Shock, horror! The Sun have today printed the photographs of Prince Harry two days after they were circulating throughout the Internet and were being viewed by users of social media. The newspaper says it made the decision based on freedom of the press issues and claims printing the photograph was in the public interest.
I am not going to pass a view on whether this is an accurate description and whether it should have happened. What surprises me about the situation is that it has taken the bosses at News International two days to make the decision. Surely, if it was about press freedom they should have made the decision and printed yesterday which was the first available edition? Instead, they appear to have had to take 48 hours to make the decision to print.

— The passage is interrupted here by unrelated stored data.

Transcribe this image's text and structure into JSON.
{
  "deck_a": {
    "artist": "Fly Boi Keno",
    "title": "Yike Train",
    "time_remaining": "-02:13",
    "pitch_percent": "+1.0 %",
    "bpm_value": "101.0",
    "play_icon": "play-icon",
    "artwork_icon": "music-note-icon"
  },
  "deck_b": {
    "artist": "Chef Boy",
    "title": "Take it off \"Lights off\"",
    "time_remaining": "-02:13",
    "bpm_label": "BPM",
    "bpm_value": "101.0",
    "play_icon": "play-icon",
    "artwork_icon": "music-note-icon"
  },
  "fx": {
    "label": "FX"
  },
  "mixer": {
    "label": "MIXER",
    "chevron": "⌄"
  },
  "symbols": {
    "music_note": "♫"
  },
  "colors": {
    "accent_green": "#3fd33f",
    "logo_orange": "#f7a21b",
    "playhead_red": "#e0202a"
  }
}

Playing out in the background is the position taken by St James Palace that they had requested the photographs were not printed in the UK. Many years ago this would have been a simple request and if agreed would have signalled an end to the matter. Not the case in 2012.
The Internet and social networks have made the world a very small place where a decision made in one country does not have to hold in others. Requests for information not to be published are now effectively just hot air. If it isn’t other newspapers and media in other countries who are going to publish the details, it will be the many citizen journalists who will put the information out on social networks, blogs or the Internet. No matter where we are there will be smartphones with video and photographic technology and access to the Internet.

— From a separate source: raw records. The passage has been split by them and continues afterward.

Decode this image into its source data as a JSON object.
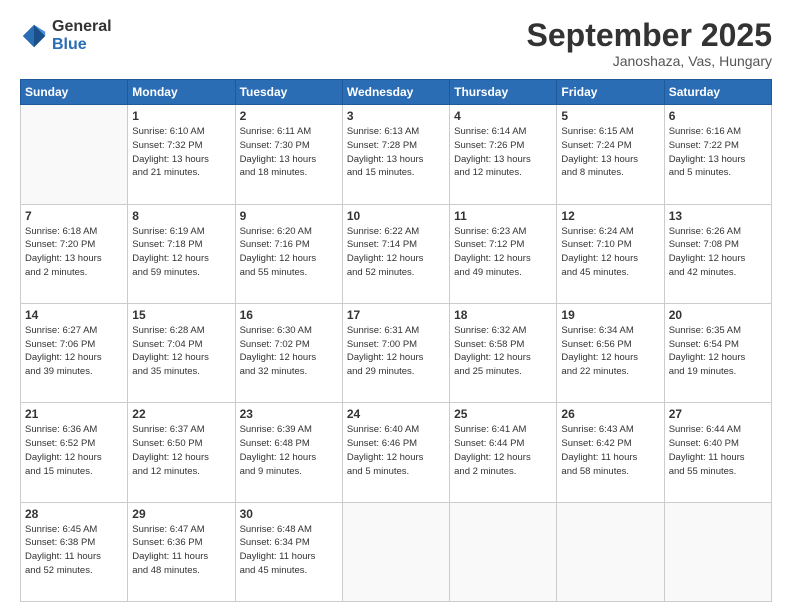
{
  "logo": {
    "general": "General",
    "blue": "Blue"
  },
  "header": {
    "month": "September 2025",
    "location": "Janoshaza, Vas, Hungary"
  },
  "weekdays": [
    "Sunday",
    "Monday",
    "Tuesday",
    "Wednesday",
    "Thursday",
    "Friday",
    "Saturday"
  ],
  "weeks": [
    [
      {
        "day": "",
        "info": ""
      },
      {
        "day": "1",
        "info": "Sunrise: 6:10 AM\nSunset: 7:32 PM\nDaylight: 13 hours\nand 21 minutes."
      },
      {
        "day": "2",
        "info": "Sunrise: 6:11 AM\nSunset: 7:30 PM\nDaylight: 13 hours\nand 18 minutes."
      },
      {
        "day": "3",
        "info": "Sunrise: 6:13 AM\nSunset: 7:28 PM\nDaylight: 13 hours\nand 15 minutes."
      },
      {
        "day": "4",
        "info": "Sunrise: 6:14 AM\nSunset: 7:26 PM\nDaylight: 13 hours\nand 12 minutes."
      },
      {
        "day": "5",
        "info": "Sunrise: 6:15 AM\nSunset: 7:24 PM\nDaylight: 13 hours\nand 8 minutes."
      },
      {
        "day": "6",
        "info": "Sunrise: 6:16 AM\nSunset: 7:22 PM\nDaylight: 13 hours\nand 5 minutes."
      }
    ],
    [
      {
        "day": "7",
        "info": "Sunrise: 6:18 AM\nSunset: 7:20 PM\nDaylight: 13 hours\nand 2 minutes."
      },
      {
        "day": "8",
        "info": "Sunrise: 6:19 AM\nSunset: 7:18 PM\nDaylight: 12 hours\nand 59 minutes."
      },
      {
        "day": "9",
        "info": "Sunrise: 6:20 AM\nSunset: 7:16 PM\nDaylight: 12 hours\nand 55 minutes."
      },
      {
        "day": "10",
        "info": "Sunrise: 6:22 AM\nSunset: 7:14 PM\nDaylight: 12 hours\nand 52 minutes."
      },
      {
        "day": "11",
        "info": "Sunrise: 6:23 AM\nSunset: 7:12 PM\nDaylight: 12 hours\nand 49 minutes."
      },
      {
        "day": "12",
        "info": "Sunrise: 6:24 AM\nSunset: 7:10 PM\nDaylight: 12 hours\nand 45 minutes."
      },
      {
        "day": "13",
        "info": "Sunrise: 6:26 AM\nSunset: 7:08 PM\nDaylight: 12 hours\nand 42 minutes."
      }
    ],
    [
      {
        "day": "14",
        "info": "Sunrise: 6:27 AM\nSunset: 7:06 PM\nDaylight: 12 hours\nand 39 minutes."
      },
      {
        "day": "15",
        "info": "Sunrise: 6:28 AM\nSunset: 7:04 PM\nDaylight: 12 hours\nand 35 minutes."
      },
      {
        "day": "16",
        "info": "Sunrise: 6:30 AM\nSunset: 7:02 PM\nDaylight: 12 hours\nand 32 minutes."
      },
      {
        "day": "17",
        "info": "Sunrise: 6:31 AM\nSunset: 7:00 PM\nDaylight: 12 hours\nand 29 minutes."
      },
      {
        "day": "18",
        "info": "Sunrise: 6:32 AM\nSunset: 6:58 PM\nDaylight: 12 hours\nand 25 minutes."
      },
      {
        "day": "19",
        "info": "Sunrise: 6:34 AM\nSunset: 6:56 PM\nDaylight: 12 hours\nand 22 minutes."
      },
      {
        "day": "20",
        "info": "Sunrise: 6:35 AM\nSunset: 6:54 PM\nDaylight: 12 hours\nand 19 minutes."
      }
    ],
    [
      {
        "day": "21",
        "info": "Sunrise: 6:36 AM\nSunset: 6:52 PM\nDaylight: 12 hours\nand 15 minutes."
      },
      {
        "day": "22",
        "info": "Sunrise: 6:37 AM\nSunset: 6:50 PM\nDaylight: 12 hours\nand 12 minutes."
      },
      {
        "day": "23",
        "info": "Sunrise: 6:39 AM\nSunset: 6:48 PM\nDaylight: 12 hours\nand 9 minutes."
      },
      {
        "day": "24",
        "info": "Sunrise: 6:40 AM\nSunset: 6:46 PM\nDaylight: 12 hours\nand 5 minutes."
      },
      {
        "day": "25",
        "info": "Sunrise: 6:41 AM\nSunset: 6:44 PM\nDaylight: 12 hours\nand 2 minutes."
      },
      {
        "day": "26",
        "info": "Sunrise: 6:43 AM\nSunset: 6:42 PM\nDaylight: 11 hours\nand 58 minutes."
      },
      {
        "day": "27",
        "info": "Sunrise: 6:44 AM\nSunset: 6:40 PM\nDaylight: 11 hours\nand 55 minutes."
      }
    ],
    [
      {
        "day": "28",
        "info": "Sunrise: 6:45 AM\nSunset: 6:38 PM\nDaylight: 11 hours\nand 52 minutes."
      },
      {
        "day": "29",
        "info": "Sunrise: 6:47 AM\nSunset: 6:36 PM\nDaylight: 11 hours\nand 48 minutes."
      },
      {
        "day": "30",
        "info": "Sunrise: 6:48 AM\nSunset: 6:34 PM\nDaylight: 11 hours\nand 45 minutes."
      },
      {
        "day": "",
        "info": ""
      },
      {
        "day": "",
        "info": ""
      },
      {
        "day": "",
        "info": ""
      },
      {
        "day": "",
        "info": ""
      }
    ]
  ]
}
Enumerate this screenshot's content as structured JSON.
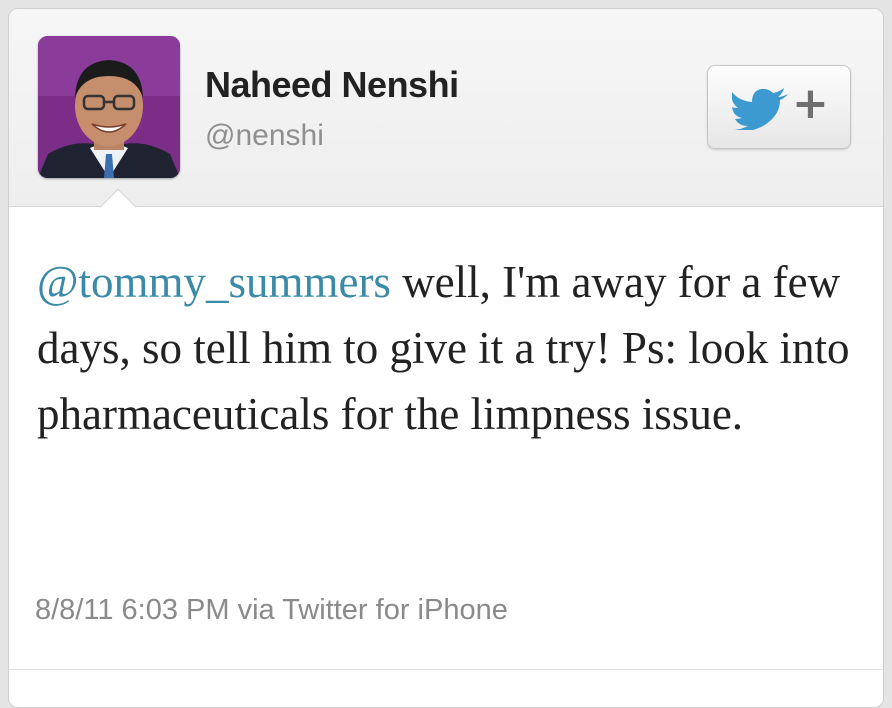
{
  "tweet": {
    "author_name": "Naheed Nenshi",
    "author_handle": "@nenshi",
    "mention": "@tommy_summers",
    "body": " well, I'm away for a few days, so tell him to give it a try! Ps: look into pharmaceuticals for the limpness issue.",
    "timestamp": "8/8/11 6:03 PM via Twitter for iPhone"
  },
  "follow_button": {
    "icon": "twitter-bird-icon",
    "plus": "+"
  },
  "colors": {
    "mention": "#3a8aa8",
    "bird": "#3d9ad1",
    "avatar_bg": "#7a2e88"
  }
}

Organisations, businesses and companies need to understand the world in 2012 and how it has changed. CEOs are wasting their time if they demand information is withheld. If they feel they are able to suppress information being released then they are misguided. We are in an age of accountability and people have access to endless amounts of information about anything and everything at the touch of a button. Communication plans and discussions have to be based on the fact that the information, all information, will become public. It is no longer a case of whether it becomes public.

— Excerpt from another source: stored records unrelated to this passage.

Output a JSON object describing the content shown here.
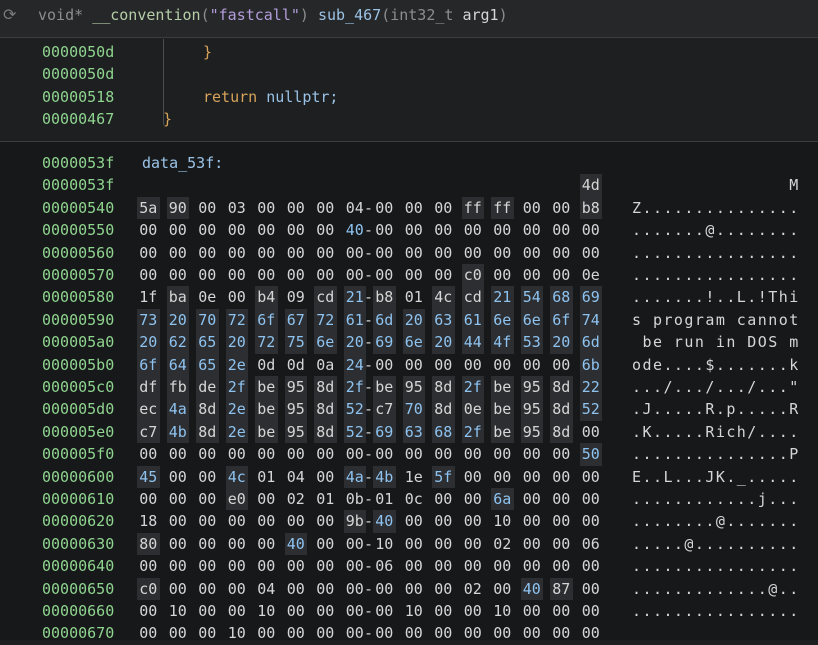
{
  "header": {
    "signature_parts": [
      {
        "t": "void",
        "c": "kw"
      },
      {
        "t": "* ",
        "c": "kw"
      },
      {
        "t": "__convention",
        "c": "fn"
      },
      {
        "t": "(",
        "c": "kw"
      },
      {
        "t": "\"fastcall\"",
        "c": "str"
      },
      {
        "t": ") ",
        "c": "kw"
      },
      {
        "t": "sub_467",
        "c": "fnname"
      },
      {
        "t": "(",
        "c": "kw"
      },
      {
        "t": "int32_t ",
        "c": "kw"
      },
      {
        "t": "arg1",
        "c": "param"
      },
      {
        "t": ")",
        "c": "kw"
      }
    ]
  },
  "code": [
    {
      "addr": "0000050d",
      "text": "}",
      "cls": "brace",
      "indent": 203
    },
    {
      "addr": "0000050d",
      "text": "",
      "cls": "",
      "indent": 203
    },
    {
      "addr": "00000518",
      "text": "return",
      "cls": "ret",
      "indent": 203,
      "extra": " nullptr;"
    },
    {
      "addr": "00000467",
      "text": "}",
      "cls": "brace",
      "indent": 163
    }
  ],
  "hex": {
    "label": "data_53f:",
    "rows": [
      {
        "addr": "0000053f",
        "label": true
      },
      {
        "addr": "0000053f",
        "bytes": [
          "",
          "",
          "",
          "",
          "",
          "",
          "",
          "",
          "",
          "",
          "",
          "",
          "",
          "",
          "",
          "4d"
        ],
        "hl": [
          15
        ],
        "blue": [],
        "ascii": "               M"
      },
      {
        "addr": "00000540",
        "bytes": [
          "5a",
          "90",
          "00",
          "03",
          "00",
          "00",
          "00",
          "04",
          "00",
          "00",
          "00",
          "ff",
          "ff",
          "00",
          "00",
          "b8"
        ],
        "hl": [
          0,
          1,
          11,
          12,
          15
        ],
        "blue": [],
        "ascii": "Z..............."
      },
      {
        "addr": "00000550",
        "bytes": [
          "00",
          "00",
          "00",
          "00",
          "00",
          "00",
          "00",
          "40",
          "00",
          "00",
          "00",
          "00",
          "00",
          "00",
          "00",
          "00"
        ],
        "hl": [],
        "blue": [
          7
        ],
        "ascii": ".......@........"
      },
      {
        "addr": "00000560",
        "bytes": [
          "00",
          "00",
          "00",
          "00",
          "00",
          "00",
          "00",
          "00",
          "00",
          "00",
          "00",
          "00",
          "00",
          "00",
          "00",
          "00"
        ],
        "hl": [],
        "blue": [],
        "ascii": "................"
      },
      {
        "addr": "00000570",
        "bytes": [
          "00",
          "00",
          "00",
          "00",
          "00",
          "00",
          "00",
          "00",
          "00",
          "00",
          "00",
          "c0",
          "00",
          "00",
          "00",
          "0e"
        ],
        "hl": [
          11
        ],
        "blue": [],
        "ascii": "................"
      },
      {
        "addr": "00000580",
        "bytes": [
          "1f",
          "ba",
          "0e",
          "00",
          "b4",
          "09",
          "cd",
          "21",
          "b8",
          "01",
          "4c",
          "cd",
          "21",
          "54",
          "68",
          "69"
        ],
        "hl": [
          1,
          4,
          6,
          7,
          8,
          10,
          11,
          12,
          13,
          14,
          15
        ],
        "blue": [
          7,
          12,
          13,
          14,
          15
        ],
        "ascii": ".......!..L.!Thi"
      },
      {
        "addr": "00000590",
        "bytes": [
          "73",
          "20",
          "70",
          "72",
          "6f",
          "67",
          "72",
          "61",
          "6d",
          "20",
          "63",
          "61",
          "6e",
          "6e",
          "6f",
          "74"
        ],
        "hl": [
          0,
          1,
          2,
          3,
          4,
          5,
          6,
          7,
          8,
          9,
          10,
          11,
          12,
          13,
          14,
          15
        ],
        "blue": [
          0,
          1,
          2,
          3,
          4,
          5,
          6,
          7,
          8,
          9,
          10,
          11,
          12,
          13,
          14,
          15
        ],
        "ascii": "s program cannot"
      },
      {
        "addr": "000005a0",
        "bytes": [
          "20",
          "62",
          "65",
          "20",
          "72",
          "75",
          "6e",
          "20",
          "69",
          "6e",
          "20",
          "44",
          "4f",
          "53",
          "20",
          "6d"
        ],
        "hl": [
          0,
          1,
          2,
          3,
          4,
          5,
          6,
          7,
          8,
          9,
          10,
          11,
          12,
          13,
          14,
          15
        ],
        "blue": [
          0,
          1,
          2,
          3,
          4,
          5,
          6,
          7,
          8,
          9,
          10,
          11,
          12,
          13,
          14,
          15
        ],
        "ascii": " be run in DOS m"
      },
      {
        "addr": "000005b0",
        "bytes": [
          "6f",
          "64",
          "65",
          "2e",
          "0d",
          "0d",
          "0a",
          "24",
          "00",
          "00",
          "00",
          "00",
          "00",
          "00",
          "00",
          "6b"
        ],
        "hl": [
          0,
          1,
          2,
          3,
          7,
          15
        ],
        "blue": [
          0,
          1,
          2,
          3,
          7,
          15
        ],
        "ascii": "ode....$.......k"
      },
      {
        "addr": "000005c0",
        "bytes": [
          "df",
          "fb",
          "de",
          "2f",
          "be",
          "95",
          "8d",
          "2f",
          "be",
          "95",
          "8d",
          "2f",
          "be",
          "95",
          "8d",
          "22"
        ],
        "hl": [
          0,
          1,
          2,
          3,
          4,
          5,
          6,
          7,
          8,
          9,
          10,
          11,
          12,
          13,
          14,
          15
        ],
        "blue": [
          3,
          7,
          11,
          15
        ],
        "ascii": ".../.../.../...\""
      },
      {
        "addr": "000005d0",
        "bytes": [
          "ec",
          "4a",
          "8d",
          "2e",
          "be",
          "95",
          "8d",
          "52",
          "c7",
          "70",
          "8d",
          "0e",
          "be",
          "95",
          "8d",
          "52"
        ],
        "hl": [
          0,
          1,
          2,
          3,
          4,
          5,
          6,
          7,
          8,
          9,
          10,
          11,
          12,
          13,
          14,
          15
        ],
        "blue": [
          1,
          3,
          7,
          9,
          15
        ],
        "ascii": ".J.....R.p.....R"
      },
      {
        "addr": "000005e0",
        "bytes": [
          "c7",
          "4b",
          "8d",
          "2e",
          "be",
          "95",
          "8d",
          "52",
          "69",
          "63",
          "68",
          "2f",
          "be",
          "95",
          "8d",
          "00"
        ],
        "hl": [
          0,
          1,
          2,
          3,
          4,
          5,
          6,
          7,
          8,
          9,
          10,
          11,
          12,
          13,
          14
        ],
        "blue": [
          1,
          3,
          7,
          8,
          9,
          10,
          11
        ],
        "ascii": ".K.....Rich/...."
      },
      {
        "addr": "000005f0",
        "bytes": [
          "00",
          "00",
          "00",
          "00",
          "00",
          "00",
          "00",
          "00",
          "00",
          "00",
          "00",
          "00",
          "00",
          "00",
          "00",
          "50"
        ],
        "hl": [
          15
        ],
        "blue": [
          15
        ],
        "ascii": "...............P"
      },
      {
        "addr": "00000600",
        "bytes": [
          "45",
          "00",
          "00",
          "4c",
          "01",
          "04",
          "00",
          "4a",
          "4b",
          "1e",
          "5f",
          "00",
          "00",
          "00",
          "00",
          "00"
        ],
        "hl": [
          0,
          3,
          7,
          8,
          10
        ],
        "blue": [
          0,
          3,
          7,
          8,
          10
        ],
        "ascii": "E..L...JK._....."
      },
      {
        "addr": "00000610",
        "bytes": [
          "00",
          "00",
          "00",
          "e0",
          "00",
          "02",
          "01",
          "0b",
          "01",
          "0c",
          "00",
          "00",
          "6a",
          "00",
          "00",
          "00"
        ],
        "hl": [
          3,
          12
        ],
        "blue": [
          12
        ],
        "ascii": "............j..."
      },
      {
        "addr": "00000620",
        "bytes": [
          "18",
          "00",
          "00",
          "00",
          "00",
          "00",
          "00",
          "9b",
          "40",
          "00",
          "00",
          "00",
          "10",
          "00",
          "00",
          "00"
        ],
        "hl": [
          7,
          8
        ],
        "blue": [
          8
        ],
        "ascii": "........@......."
      },
      {
        "addr": "00000630",
        "bytes": [
          "80",
          "00",
          "00",
          "00",
          "00",
          "40",
          "00",
          "00",
          "10",
          "00",
          "00",
          "00",
          "02",
          "00",
          "00",
          "06"
        ],
        "hl": [
          0,
          5
        ],
        "blue": [
          5
        ],
        "ascii": ".....@.........."
      },
      {
        "addr": "00000640",
        "bytes": [
          "00",
          "00",
          "00",
          "00",
          "00",
          "00",
          "00",
          "00",
          "06",
          "00",
          "00",
          "00",
          "00",
          "00",
          "00",
          "00"
        ],
        "hl": [],
        "blue": [],
        "ascii": "................"
      },
      {
        "addr": "00000650",
        "bytes": [
          "c0",
          "00",
          "00",
          "00",
          "04",
          "00",
          "00",
          "00",
          "00",
          "00",
          "00",
          "02",
          "00",
          "40",
          "87",
          "00"
        ],
        "hl": [
          0,
          13,
          14
        ],
        "blue": [
          13
        ],
        "ascii": ".............@.."
      },
      {
        "addr": "00000660",
        "bytes": [
          "00",
          "10",
          "00",
          "00",
          "10",
          "00",
          "00",
          "00",
          "00",
          "10",
          "00",
          "00",
          "10",
          "00",
          "00",
          "00"
        ],
        "hl": [],
        "blue": [],
        "ascii": "................"
      },
      {
        "addr": "00000670",
        "bytes": [
          "00",
          "00",
          "00",
          "10",
          "00",
          "00",
          "00",
          "00",
          "00",
          "00",
          "00",
          "00",
          "00",
          "00",
          "00",
          "00"
        ],
        "hl": [],
        "blue": [],
        "ascii": ""
      }
    ]
  }
}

Some people will see the current position as unwelcome but whatever their views the reality is that there is no hiding place. The behaviour you display at work, home or when out and about can be captured and played back to you. If you are a celebrity or well-known figure this will make headlines that you will not be able to hide. For the rest of us it is a reminder that what we do, wherever and whenever we do it, defines who we are and will reflect on the image we present to the world around us.